Dr. Turner nodded. She said, “Then what shall I call you?”

“Thirty-Seven.”

“Why can’t you tell me where the DEA agents are buried?”

“Because I don’t know what you’re talking about?”

“Why? You were there, weren’t you?”

“Yes. But not that day.”

“Why?”

“I was sick. The whole day.”

“Mason—”

“Don’t call me that.”

“Does it strike you as odd that you were never around in times of violence?”

“There are no accidents.”

“What happened the night you ran away?”

“I found a loving family dedicated to changing the world. I embraced sickness. I started living in Hon—”

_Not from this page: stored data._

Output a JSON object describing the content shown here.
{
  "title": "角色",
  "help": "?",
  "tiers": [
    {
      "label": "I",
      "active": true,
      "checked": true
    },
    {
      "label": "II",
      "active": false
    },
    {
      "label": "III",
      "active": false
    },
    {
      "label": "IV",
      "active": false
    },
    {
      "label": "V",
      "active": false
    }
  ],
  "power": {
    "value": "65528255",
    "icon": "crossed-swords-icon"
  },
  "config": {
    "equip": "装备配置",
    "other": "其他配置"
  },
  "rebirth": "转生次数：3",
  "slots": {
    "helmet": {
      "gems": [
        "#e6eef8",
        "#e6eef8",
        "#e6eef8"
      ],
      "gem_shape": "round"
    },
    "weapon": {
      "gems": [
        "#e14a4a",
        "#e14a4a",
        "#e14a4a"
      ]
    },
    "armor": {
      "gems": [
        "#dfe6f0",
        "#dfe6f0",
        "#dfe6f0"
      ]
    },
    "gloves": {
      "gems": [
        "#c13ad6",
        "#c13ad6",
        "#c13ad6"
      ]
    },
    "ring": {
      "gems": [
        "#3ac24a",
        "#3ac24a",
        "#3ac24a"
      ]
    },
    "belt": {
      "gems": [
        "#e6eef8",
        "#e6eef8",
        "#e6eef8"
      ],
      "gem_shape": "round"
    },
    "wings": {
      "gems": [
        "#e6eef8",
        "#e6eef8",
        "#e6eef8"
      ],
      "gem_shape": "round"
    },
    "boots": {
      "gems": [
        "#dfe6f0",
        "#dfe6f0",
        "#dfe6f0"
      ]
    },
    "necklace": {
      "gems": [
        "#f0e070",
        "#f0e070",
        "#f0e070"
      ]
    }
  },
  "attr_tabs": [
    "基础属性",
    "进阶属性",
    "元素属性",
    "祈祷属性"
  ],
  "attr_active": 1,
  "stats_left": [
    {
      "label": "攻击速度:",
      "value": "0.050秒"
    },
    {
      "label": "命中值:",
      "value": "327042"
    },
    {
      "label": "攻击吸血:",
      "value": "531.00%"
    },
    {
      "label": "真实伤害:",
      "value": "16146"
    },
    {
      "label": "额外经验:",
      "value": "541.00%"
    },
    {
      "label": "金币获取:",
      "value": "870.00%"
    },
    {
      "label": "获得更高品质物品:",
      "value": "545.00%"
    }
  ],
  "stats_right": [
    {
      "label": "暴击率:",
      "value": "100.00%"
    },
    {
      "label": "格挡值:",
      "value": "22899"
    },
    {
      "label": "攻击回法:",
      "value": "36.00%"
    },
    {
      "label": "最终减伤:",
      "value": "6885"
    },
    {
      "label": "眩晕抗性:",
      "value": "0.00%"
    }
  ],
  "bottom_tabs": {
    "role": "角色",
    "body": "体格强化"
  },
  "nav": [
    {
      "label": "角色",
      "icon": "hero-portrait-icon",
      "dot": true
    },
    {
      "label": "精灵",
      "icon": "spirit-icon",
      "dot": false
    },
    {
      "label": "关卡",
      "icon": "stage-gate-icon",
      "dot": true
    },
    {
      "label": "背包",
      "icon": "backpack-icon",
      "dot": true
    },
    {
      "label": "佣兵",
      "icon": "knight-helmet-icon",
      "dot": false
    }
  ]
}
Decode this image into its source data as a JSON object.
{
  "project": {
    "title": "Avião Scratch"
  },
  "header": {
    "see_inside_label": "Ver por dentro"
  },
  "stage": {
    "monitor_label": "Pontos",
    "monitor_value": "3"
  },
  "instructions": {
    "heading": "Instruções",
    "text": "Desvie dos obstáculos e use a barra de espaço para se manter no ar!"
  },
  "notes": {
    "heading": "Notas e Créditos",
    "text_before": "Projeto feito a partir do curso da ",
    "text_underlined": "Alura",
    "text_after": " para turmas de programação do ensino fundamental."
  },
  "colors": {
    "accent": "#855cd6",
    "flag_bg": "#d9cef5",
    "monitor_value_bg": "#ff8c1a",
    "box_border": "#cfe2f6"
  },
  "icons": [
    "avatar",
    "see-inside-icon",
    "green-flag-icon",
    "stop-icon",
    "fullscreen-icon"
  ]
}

“Enough!” Dr. Turner yelled.

Birds flew away. I shook. Dr. Turner closed her eyes. She knew she’d ruined everything. I thought about there being no accidents, only actions revealing hidden, detestable traits. She started to apologize, but I put up my hand. I shook my head. I got off the bench and walked inside.

Three days later, I was transferred back to juvie. I looked for Dr. Turner, but she was nowhere to be found. I wasn’t upset about being transferred, because it confirmed my beliefs about Dr. Turner. It confirmed the notion that a life spent dedicated to Honesty comes with gifts. It confirmed that everything I’d learned in Marble was True.